Alimentazione e Sport

Un atleta celiaco può praticare sport?

Certamente, anche se segue una dieta priva di glutine, chi pratica uno sport può ottenere gli stessi risultati agonistici di un atleta non celiaco, anzi secondo alcuni atleti la riduzione di glutine avrebbe migliorato le performance agonistiche, come conferma il tennista Novak Djokovic nel suo libro autobiografico “Il punto vincente” edito da Sperling & Kupfer. E pensare che i suoi genitori erano titorali di una pizzeria!

Facciamo un piccolo ripasso su  cos’è la celiachia, che non fa mai male.
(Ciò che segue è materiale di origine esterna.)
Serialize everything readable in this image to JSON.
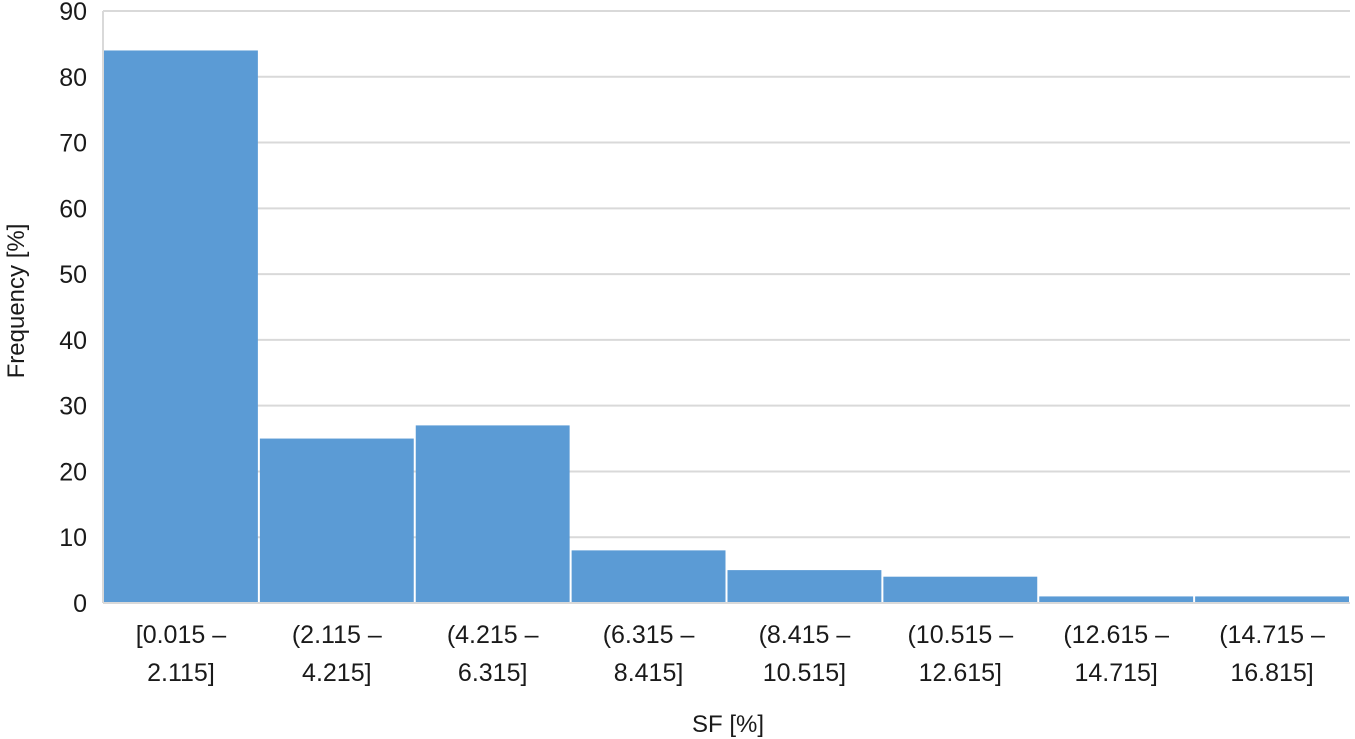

La celiachia o morbo celiaco è una malattia autoimmune caratterizzata da un’infiammazione cronica dell’intestino tenue o duodeno causata dall’esposizione al glutine, una proteina presente in alcuni cereali.
Il glutine è  formato da glutenine e gliadineIl glutine è presente in frumento, orzo, segale, farro, triticale, spelta, kamut e avena.
Nel caso dell’avena la presenza del glutine è accidentale, dovuta spesso alla macinazione; inoltre le proteine dell’avena presentano delle similarità con quelle che compongono il glutine, quindi possono determinare lo stesso tipo di risposta immunitaria e quindi lo stesso tipo di infiammazione.

Al contatto con la gliadina l’enzima transglutaminasi modifica la proteina e il sistema immunitario dell’individuo, provoca una reazione contro l’intestino tenue – causando una infiammazione che comporta l’appiattimento dei villi che ricoprono le pareti intestinali – e interferisce così nell’assorbimento delle sostanze nutritive.Praticamente: pensiamo ai villi come fossero le dita di un guanto, ebbene, quando si innesca la reazione immunitaria, le dita di questo guanto rimpiccioliscono sempre di più, fino a sparire quasi del tutto.In condizioni normali qualsiasi alimento passa attraverso un processo di digestione che lo trasforma in particelle che a loro volta possono essere assorbite. Tale assorbimento ha luogo nell’intestino tenue e affinché questo avvenga sono necessari i villi, paragonabili anche a microscopiche radici che pendono all’interno dell’intestino. Il loro ruolo nell’assorbimento è simile a quello delle radici degli alberi e la loro lunghezza è essenziale affinché si realizzi in maggior o minor grado:quando la lunghezza si riduce l’assorbimento viene limitato e la nutrizione è compromessa.
Questo è ciò che succede ai celiaci: soffrono di un accorciamento di queste radici e un’intolleranza permanente al glutine.

L’atleta celiaco deve seguire una dieta equilibrata in base allo sport che pratica, per cui deve essere personalizzata e deve essere seguita da un esperto nutrizionista, che aiuta a gestire meglio l’alimentazione.

Come tutti sappiamo attualmente in commercio i prodotti senza glutine sono sempre di più e hanno caratteristiche organilettiche sempre migliori, si avvicinano sempre di più come sapore e testura ai prodotti glutinosi. Ma, generalmente sono prodotti da forno, con un elevato livello di amidi e quindi vanno assunti e dosati con cautela e solo in determinati momenti.

La pasta senza glutine, ad esempio viene consigliata a tutto coloro che fanno sport con uno sforzo intenso e prolungato come il rugby, celiaci e non, ma solo prima della partita, durante la quale gli atleti hanno bisogno di energie da consumare immendiatamente.

Altro elemento da tenere in considerazione sono le fibre: anche queste devo essere somministate in modo adeguato, senza esagerare per non sovraccaricare l’intestino.

La raccomandazione come sempre è cercare di evitare il fai da te, soprattutto per chi fa sport a livello agonistico. Una corretta alimentazione, studiata e programmata in base agli impegni fisici da un nutrizionista è un elemento fondamentale del successo altletico, e se questo è valido per tutti, per chi soffre di celiachia e sensitività al glutine è quasi indispensabile.